To prevent drug use is to activate treatment systems and improve them permanently since it is proven that 20% of critical users consume 70% of the drugs in circulation. The strategy that promotes early intervention is only possible through a social leader network, neighborhood by neighborhood and municipality by municipality.

To prevent drug use is to prevent crimes, thefts, street fights and the illegal drug trade. It is proven that an adolescent drug user has more conflicts with the law than an adolescent with an identity crisis who does not take drugs. He will have conflicts or symptoms, but he will be unlikely to have a behavior disorder that causes legal problems.

To prevent drug use is to limit the growth of psychiatric illnesses since 50% of drug abusers have serious mental disorders  (Axis 1 in DSM-IV). The use of marijuana increases by five times the possibility of schizophrenia, eight times the possibility of acquiring anxiety disorders and four times the possibility of triggering mood disorders.

To prevent drug use is to promote early community interventions in the underage with behavior disorders, in children and adolescents with ADHD (Attention-Deficit Hyperactivity Disorder), in child abuse and in violent situations.

Prevention must be connected to intense, persistent communication and media campaigns at all times.

Conclusion
The harm reduction movement is the crystallization of the individualistic tenet of postmodernism itself.
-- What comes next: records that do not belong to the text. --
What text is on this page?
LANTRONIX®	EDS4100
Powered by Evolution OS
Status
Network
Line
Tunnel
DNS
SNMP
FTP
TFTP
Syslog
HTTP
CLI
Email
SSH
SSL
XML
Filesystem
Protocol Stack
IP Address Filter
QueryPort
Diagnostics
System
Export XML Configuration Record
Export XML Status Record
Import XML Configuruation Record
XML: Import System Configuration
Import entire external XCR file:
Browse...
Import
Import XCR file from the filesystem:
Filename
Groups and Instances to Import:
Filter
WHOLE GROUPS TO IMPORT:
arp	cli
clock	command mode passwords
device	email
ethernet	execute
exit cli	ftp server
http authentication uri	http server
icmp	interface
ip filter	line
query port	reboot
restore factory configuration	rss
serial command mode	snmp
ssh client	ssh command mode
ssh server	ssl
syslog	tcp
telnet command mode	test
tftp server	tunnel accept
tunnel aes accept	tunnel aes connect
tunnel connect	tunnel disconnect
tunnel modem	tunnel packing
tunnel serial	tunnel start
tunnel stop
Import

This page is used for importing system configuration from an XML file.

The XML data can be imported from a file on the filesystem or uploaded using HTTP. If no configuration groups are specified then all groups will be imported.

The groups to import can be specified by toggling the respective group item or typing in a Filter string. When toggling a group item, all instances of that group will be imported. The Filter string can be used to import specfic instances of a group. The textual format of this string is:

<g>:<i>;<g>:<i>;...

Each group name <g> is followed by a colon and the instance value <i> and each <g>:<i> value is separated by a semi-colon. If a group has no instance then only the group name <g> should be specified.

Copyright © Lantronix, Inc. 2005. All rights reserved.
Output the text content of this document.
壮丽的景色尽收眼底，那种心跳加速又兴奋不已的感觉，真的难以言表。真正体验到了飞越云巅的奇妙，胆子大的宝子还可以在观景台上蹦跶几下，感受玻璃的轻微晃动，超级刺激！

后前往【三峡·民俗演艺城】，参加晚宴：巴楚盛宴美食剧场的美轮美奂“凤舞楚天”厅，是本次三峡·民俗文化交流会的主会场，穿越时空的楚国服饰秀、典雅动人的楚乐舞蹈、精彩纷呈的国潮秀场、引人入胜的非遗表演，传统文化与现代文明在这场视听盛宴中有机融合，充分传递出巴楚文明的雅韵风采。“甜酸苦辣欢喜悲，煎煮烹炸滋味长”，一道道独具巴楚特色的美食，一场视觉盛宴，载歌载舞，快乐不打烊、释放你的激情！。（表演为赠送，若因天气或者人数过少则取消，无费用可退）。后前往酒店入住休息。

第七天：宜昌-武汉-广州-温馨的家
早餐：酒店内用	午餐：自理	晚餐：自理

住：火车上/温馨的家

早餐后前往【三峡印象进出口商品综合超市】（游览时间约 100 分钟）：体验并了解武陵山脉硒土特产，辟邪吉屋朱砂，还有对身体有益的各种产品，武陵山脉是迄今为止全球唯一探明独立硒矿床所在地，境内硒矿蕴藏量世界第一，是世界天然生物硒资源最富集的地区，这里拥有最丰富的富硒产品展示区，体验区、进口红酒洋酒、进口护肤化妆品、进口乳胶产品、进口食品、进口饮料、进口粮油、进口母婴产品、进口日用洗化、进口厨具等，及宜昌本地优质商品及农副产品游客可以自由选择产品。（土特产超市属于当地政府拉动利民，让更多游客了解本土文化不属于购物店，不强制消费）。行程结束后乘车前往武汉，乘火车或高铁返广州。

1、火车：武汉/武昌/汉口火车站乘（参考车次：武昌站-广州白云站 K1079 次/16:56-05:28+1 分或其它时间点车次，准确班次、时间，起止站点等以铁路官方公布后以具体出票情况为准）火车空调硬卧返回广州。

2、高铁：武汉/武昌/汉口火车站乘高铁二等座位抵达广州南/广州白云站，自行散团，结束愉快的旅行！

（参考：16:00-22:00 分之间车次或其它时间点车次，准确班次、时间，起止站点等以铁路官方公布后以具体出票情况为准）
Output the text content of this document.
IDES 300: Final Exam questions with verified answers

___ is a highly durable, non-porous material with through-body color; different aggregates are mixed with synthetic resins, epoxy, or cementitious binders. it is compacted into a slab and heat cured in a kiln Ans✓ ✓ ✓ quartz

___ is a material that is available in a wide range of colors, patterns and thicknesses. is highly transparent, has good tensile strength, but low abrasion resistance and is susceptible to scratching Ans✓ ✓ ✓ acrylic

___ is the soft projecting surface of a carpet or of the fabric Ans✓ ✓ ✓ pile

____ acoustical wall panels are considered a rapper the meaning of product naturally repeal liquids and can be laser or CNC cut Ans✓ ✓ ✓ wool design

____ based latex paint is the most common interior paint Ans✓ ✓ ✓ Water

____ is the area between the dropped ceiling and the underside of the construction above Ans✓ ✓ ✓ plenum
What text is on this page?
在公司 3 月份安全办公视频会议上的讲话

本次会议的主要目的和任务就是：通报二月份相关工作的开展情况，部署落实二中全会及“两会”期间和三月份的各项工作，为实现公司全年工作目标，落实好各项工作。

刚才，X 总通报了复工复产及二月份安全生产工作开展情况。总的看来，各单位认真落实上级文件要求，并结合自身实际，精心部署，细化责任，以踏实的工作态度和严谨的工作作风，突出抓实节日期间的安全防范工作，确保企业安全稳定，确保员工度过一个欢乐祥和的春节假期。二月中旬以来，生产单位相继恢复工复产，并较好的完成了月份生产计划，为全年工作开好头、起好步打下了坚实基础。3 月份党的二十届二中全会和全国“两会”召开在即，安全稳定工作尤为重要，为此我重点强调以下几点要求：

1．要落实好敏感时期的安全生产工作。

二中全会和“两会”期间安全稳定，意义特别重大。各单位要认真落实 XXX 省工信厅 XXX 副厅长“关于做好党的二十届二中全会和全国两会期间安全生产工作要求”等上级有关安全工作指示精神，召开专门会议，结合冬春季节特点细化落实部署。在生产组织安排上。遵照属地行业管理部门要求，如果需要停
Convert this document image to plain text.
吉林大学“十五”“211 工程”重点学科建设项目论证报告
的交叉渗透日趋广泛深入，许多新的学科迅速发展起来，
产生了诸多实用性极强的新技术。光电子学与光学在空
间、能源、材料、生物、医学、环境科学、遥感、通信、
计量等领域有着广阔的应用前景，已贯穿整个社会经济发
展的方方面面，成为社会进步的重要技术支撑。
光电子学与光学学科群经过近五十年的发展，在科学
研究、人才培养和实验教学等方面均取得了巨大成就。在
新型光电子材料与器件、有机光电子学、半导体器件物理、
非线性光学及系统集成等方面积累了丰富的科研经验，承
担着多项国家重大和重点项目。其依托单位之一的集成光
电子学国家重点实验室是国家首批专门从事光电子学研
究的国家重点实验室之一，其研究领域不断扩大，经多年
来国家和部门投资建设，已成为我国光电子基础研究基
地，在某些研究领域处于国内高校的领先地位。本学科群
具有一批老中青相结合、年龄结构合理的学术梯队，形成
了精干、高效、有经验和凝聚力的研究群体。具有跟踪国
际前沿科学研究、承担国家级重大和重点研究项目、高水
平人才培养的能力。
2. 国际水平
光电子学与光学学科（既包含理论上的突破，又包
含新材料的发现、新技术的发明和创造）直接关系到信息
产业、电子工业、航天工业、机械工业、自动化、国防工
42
It justifies the drug business and denies the illnesses and consequences that are at stake in the individual’s and community’s lives.
As an Argentinian professional and as the University of Salvador Drug Dependence Institute Director, I consider that we are helping pandemic situations connected to wrong conceptions based on harm denial and the social acceptance of drug consumption. We propose – based on our experience - a triple job that goes from the local to the regional levels:

  • Developing leadership and encouraging leader formation in its different arenas: family, education, community, religion, healthcare, social communication
  • Organizing on this base a Community Preventive Campaign in each locality integrated with a treatment system
  • Increasing the coordination of networks and associations by creating Preventive Cities

Our 7-year-job experience in Buenos Aires Province (Argentina) has given excellent results following this model:

  • A decrease of intravenous drug consumption from 8% to 2%
  • A decrease of syringe interchange from 10% to .5% (without handing out a single syringe)
  • A decrease in the first consumption of cocaine from 5% in 1993 to 2.5% in 1999
  • A decrease in alcohol on our highways from 8% in 1995 to 2% in 2000

We believe that we can get good results if all of us redouble our efforts for a more humanistic view of man based on scientific principles and for a new urban social order based on Preventive City concepts.